Package 4-4: Reading

This number talk will help your child to notice some very important patterns of our number system.

Week 5 - Package 4 - Kindergarten English/literacy - Shared reading

Things your child will need

Have these things available so your child can complete this task.

Ideal

Back up

  • A copy of the book: Belinda written and illustrated by Pamela Allen and published by Penguin Random House Australia.

Before your child starts

Make sure your child has everything ready at the start of the lesson. There are 2 video lessons to work through. The videos can be watched without being dependent on any previous lessons, however there is a suggested sequence.

Check that the video is working and that the volume is turned up for the video lesson. It will help if your child is in a quiet environment.

What your child needs to do

Your child is learning to think critically when listening to a story. Your child needs to know that people bring different experiences, thoughts and ideas to a story, and this can change how we understand it. They are learning to look at a story and think about the author and illustrator’s message.

It is important your child engages with a range of texts, including imaginative, persuasive and informative. These lessons will help your child to use new vocabulary and the concept of narrative. The structure of a story includes a beginning, complication and an end and students in Early Stage 1 are learning to recognise this.
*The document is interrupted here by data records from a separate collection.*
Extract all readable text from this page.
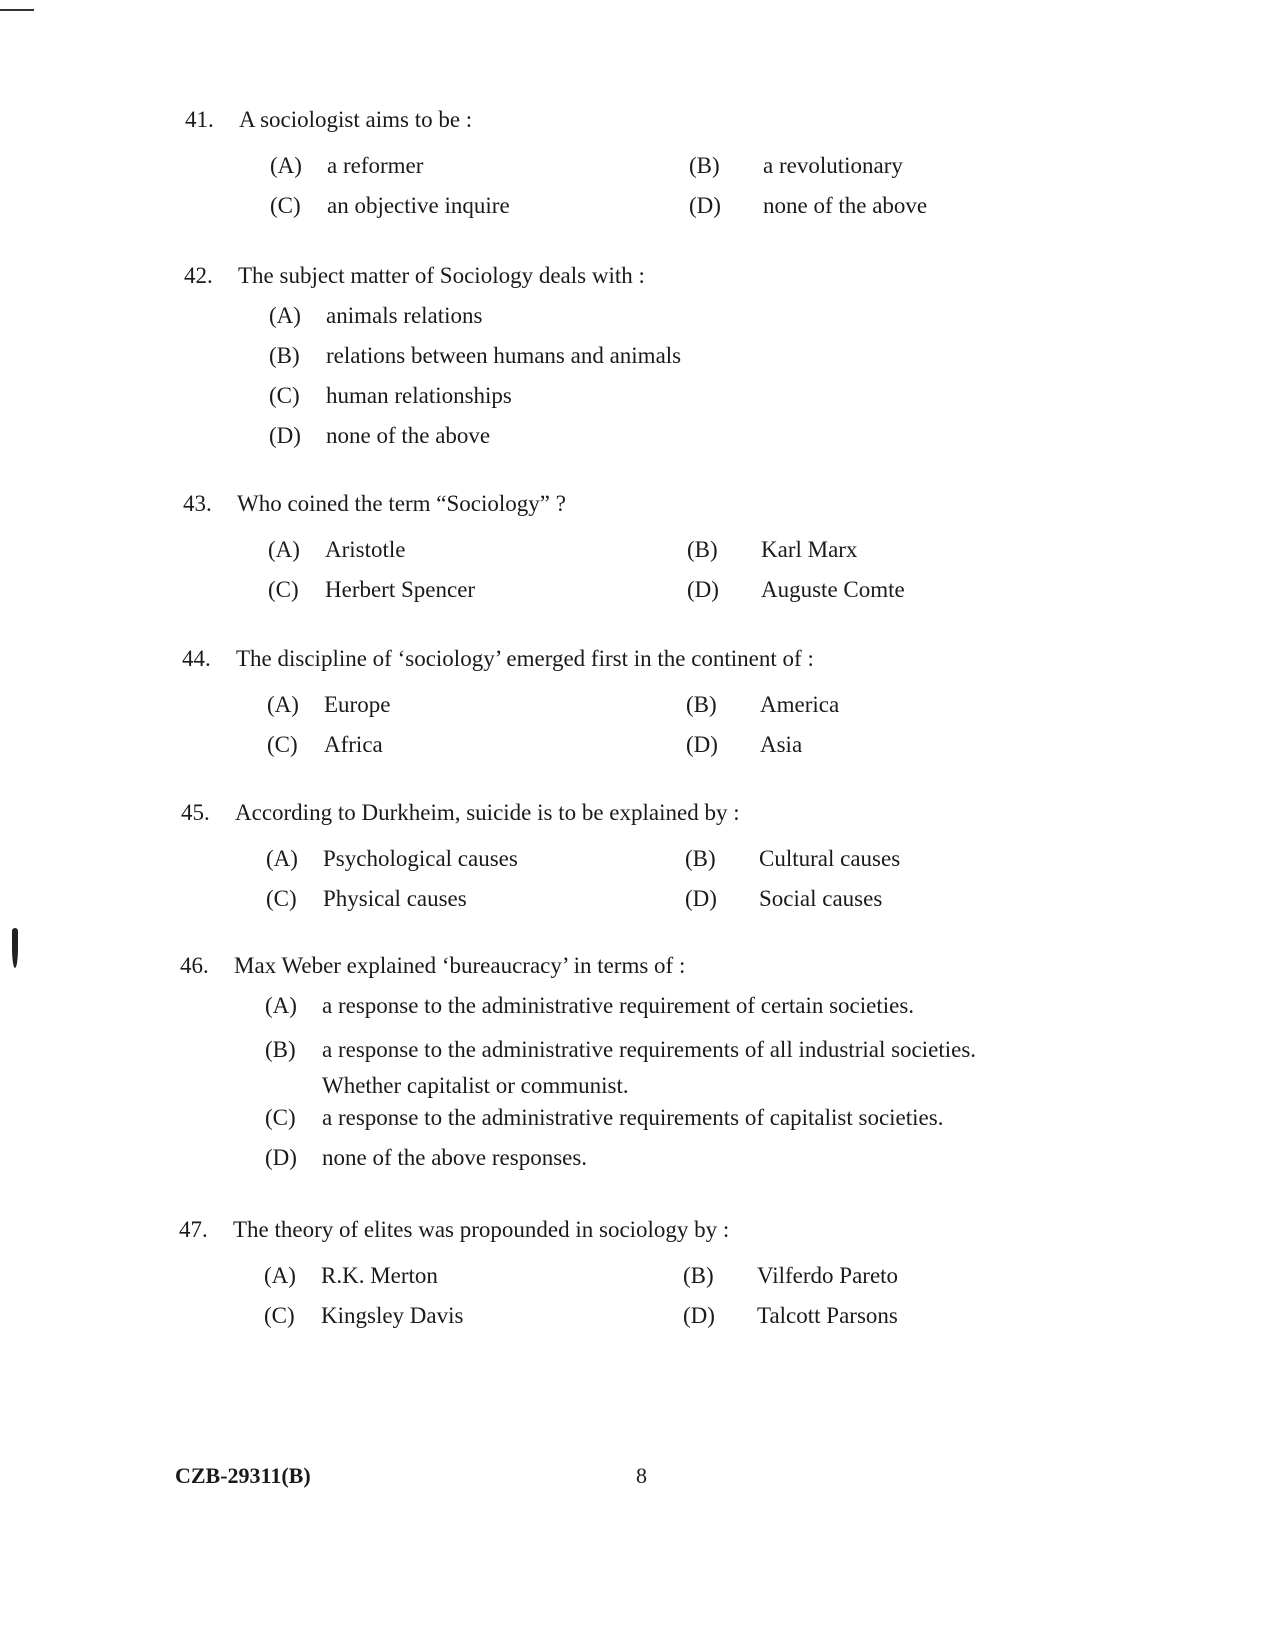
41.	A sociologist aims to be :
(A)	a reformer	(B)	a revolutionary
(C)	an objective inquire	(D)	none of the above
42.	The subject matter of Sociology deals with :
(A)	animals relations
(B)	relations between humans and animals
(C)	human relationships
(D)	none of the above
43.	Who coined the term “Sociology” ?
(A)	Aristotle	(B)	Karl Marx
(C)	Herbert Spencer	(D)	Auguste Comte
44.	The discipline of ‘sociology’ emerged first in the continent of :
(A)	Europe	(B)	America
(C)	Africa	(D)	Asia
45.	According to Durkheim, suicide is to be explained by :
(A)	Psychological causes	(B)	Cultural causes
(C)	Physical causes	(D)	Social causes
46.	Max Weber explained ‘bureaucracy’ in terms of :
(A)	a response to the administrative requirement of certain societies.
(B)	a response to the administrative requirements of all industrial societies. Whether capitalist or communist.
(C)	a response to the administrative requirements of capitalist societies.
(D)	none of the above responses.
47.	The theory of elites was propounded in sociology by :
(A)	R.K. Merton	(B)	Vilferdo Pareto
(C)	Kingsley Davis	(D)	Talcott Parsons
CZB-29311(B)	8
What your child can do next

Your child will need to watch and listen to each video carefully, just like they do when the teacher at school is sharing a story with them. During the video, you may like to pause as children are asked to respond to prompts and questions. Encourage your child to do this aloud so you can hear what they are thinking and check for understanding. Discussion encourages understanding of the story and provides an opportunity to ask and answer questions.

Day 1 – watch Belinda - listening

Day 2 - watch Belinda - think aloud

These video lessons can be completed separately, or they can be completed as part of the suggested weekly sequence.

At the end of each video, talk about aspects of the story discussed in the lesson. Ask questions that will extend your child beyond the basic, obvious facts. For example ‘What colour is Bessie’s dress?’ does not promote deep thinking. A thoughtful question or prompt opens the way to explore rich vocabulary, ideas and feelings. Examples include:

  • I wonder why Bessie went to visit her daughter in the city? I wonder what Bessie’s visit involved? Did they go out for the day?
  • What other jobs are there to do on a farm?
  • Describe Old Tom’s personality. What clues lead you to think this?

Options for your child

Activity too hard?

Listen to the story together and talk about the problem, the problem in a story is often easier to identify than other elements.

Activity too easy?

After the reading, discuss the structure of a story and ask your child to retell a familiar story, identifying the beginning, the end and the problem or complication.

Your child could write a letter from Old Tom to Bessie, telling her what he has been doing on the farm.

Alternatively, your child could write a letter as Bessie to Old Tom, describing her visit to the city. Does she like the city? What does she and her daughter do?

Extension/Additional activity

  • Your child might like to write a story, play, poem or draw a picture that describes Old Tom’s farming activities (gardening, collecting chicken eggs, mucking out stables, watering and feeding various animals etc) while Bessie is away visiting her daughter.
  • Discuss Bessie’s possible activities while she is in the city visiting her daughter. They may for instance, visit other relatives and friends, shop, visit a gallery, eat out, cook together etc.
  • Read other books throughout the week with your child and compare the structure of each book to ‘Belinda’. Are there similarities and differences between them?